Last week, the UK government announced its intention to change the Prison Service Guidance so as to allow prisoners towards the end of their (less than one year) imprisonment sentence ‘on day release’ who are still on the (annually updated) electoral register to vote in all UK elections. Prisoners would not be allowed to re-register whilst in prison. It would ’affect up to 100 offenders at any one time and none of them will be able to vote from prison’. The UK’s prison population is c. 86,000.
Crucially, the government plans no changes to section 3 of the Representation of the People Act 1983 (RPA), thereby avoiding a potential backbench revolt. The provision stipulates that ‘a convicted person during the time that he is detained in a penal institution in pursuance of his sentence or unlawfully at large when he would otherwise be so detained is legally incapable of voting at any parliamentary or local government election’. Of the 47 members of the Council of Europe only Armenia, Georgia, Russia, Hungary, and Bulgaria have similar policies.
The announcement comes after more than 12 years of non-compliance with the binding judgment of the European Court of Human Rights in Hirst (no. 2) v UK, undermining the UK’s adherence to the rule of law. Elsewhere (full-length paper, blog-post), I set out the normative case for enfranchisement and critiqued Strasbourg’s timid approach. In previous posts (here, here, and here), I have discussed the unfolding of the prisoner voting saga. This post considers the extent to which the proposal complies with Hirst.
It is noteworthy that, in December 2016, the Committee of Ministers of the Council of Europe (CoM), tasked with supervising the execution of judgments (pursuant to Article 46(3) of the ECHR), decided ‘to resume consideration of [Hirst] in light of the [UK] proposals [to be] submitted, at their 1302nd meeting (December 2017)…at the latest’. The decision followed strongly worded reprimands in previous years.

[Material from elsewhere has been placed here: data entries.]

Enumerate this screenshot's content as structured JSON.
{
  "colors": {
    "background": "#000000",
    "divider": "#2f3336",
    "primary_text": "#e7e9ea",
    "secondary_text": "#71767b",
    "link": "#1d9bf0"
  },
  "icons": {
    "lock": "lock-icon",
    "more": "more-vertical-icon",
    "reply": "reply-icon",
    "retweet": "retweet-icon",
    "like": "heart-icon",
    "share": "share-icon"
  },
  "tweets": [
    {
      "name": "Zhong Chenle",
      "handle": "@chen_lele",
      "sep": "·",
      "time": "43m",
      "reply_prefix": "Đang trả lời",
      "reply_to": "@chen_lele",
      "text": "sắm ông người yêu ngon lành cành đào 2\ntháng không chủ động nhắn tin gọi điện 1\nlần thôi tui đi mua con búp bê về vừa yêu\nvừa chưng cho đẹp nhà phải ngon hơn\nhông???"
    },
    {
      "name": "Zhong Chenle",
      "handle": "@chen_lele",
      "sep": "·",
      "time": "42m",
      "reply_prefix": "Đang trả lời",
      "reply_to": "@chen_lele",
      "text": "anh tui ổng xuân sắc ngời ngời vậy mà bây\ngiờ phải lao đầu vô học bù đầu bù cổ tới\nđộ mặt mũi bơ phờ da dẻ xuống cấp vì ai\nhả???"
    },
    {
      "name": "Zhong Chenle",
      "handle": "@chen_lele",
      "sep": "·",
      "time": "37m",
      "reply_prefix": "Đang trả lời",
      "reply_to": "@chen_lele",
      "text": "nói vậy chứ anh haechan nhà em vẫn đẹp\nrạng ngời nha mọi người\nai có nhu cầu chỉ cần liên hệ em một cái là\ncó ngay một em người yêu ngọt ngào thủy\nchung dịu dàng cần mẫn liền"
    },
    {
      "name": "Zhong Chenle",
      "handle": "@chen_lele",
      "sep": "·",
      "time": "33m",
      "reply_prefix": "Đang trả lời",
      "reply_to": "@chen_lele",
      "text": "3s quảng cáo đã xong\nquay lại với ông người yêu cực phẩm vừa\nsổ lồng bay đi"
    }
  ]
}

It is worth quoting [82] of Hirst (no. 2) in full: ‘….section 3 of the 1983 Act remains a blunt instrument. It strips of their Convention right to vote a significant category of persons and it does so in a way which is indiscriminate. The provision imposes a blanket restriction on all convicted prisoners in prison. It applies automatically to such prisoners, irrespective of the length of their sentence and irrespective of the nature or gravity of their offence and their individual circumstances. Such a general, automatic and indiscriminate restriction on a vitally important Convention right must be seen as falling outside any acceptable margin of appreciation, however wide that margin might be, and as being incompatible with Article 3 of Protocol No. 1’. Hirst’s ratio was reaffirmed e.g. last year in Kulinski and Sabev v Bulgaria (Fifth Section Chamber).
The proposal leaves section 3 of the RPA intact: at the time of sentencing, disenfranchisement would still be an automatic consequence of a sentence of imprisonment of any length, regardless of individual circumstances. Post-sentencing, enfranchisement will be discretionary, applying to roughly 1 in every 1000 prisoners. This is a far cry from the recommendation of the Joint Committee on the Draft Voting Eligibility (Prisoners) [239] ‘that all prisoners serving sentences of 12 months or less should be entitled to vote in all UK parliamentary, local and European elections’ and that all ‘prisoners should be entitled to apply, 6 months before their scheduled release date, to be registered to vote in the constituency into which they are due to be released’.
Moreover, despite the Lord Chancellor’s claim that the proposal complies with the UK’s ‘international legal obligations’, the Human Rights Committee (interpreting the ICCPR) noted that ‘general deprivation of the right [to] vote for persons who have received a felony conviction…do not [sic] meet the requirements of Articles 25 [and] 26…nor [does it] serve…the rehabilitation goals of Article 10(3)’ (see also my full-length paper).
Will the CoM bite the bullet? Before the 2016 EU referendum, the then Home Secretary Theresa May intimated that the UK should (stay in the EU but) leave the ECHR. While Brexit put such plans on a low burner, the Conservative 2017 Manifesto (only) committed to ECHR membership ‘in this Parliament’. Even though denunciation of the ECHR would not release the UK from its existing obligations it would be an undesirable outcome which the CoM will seek to avoid.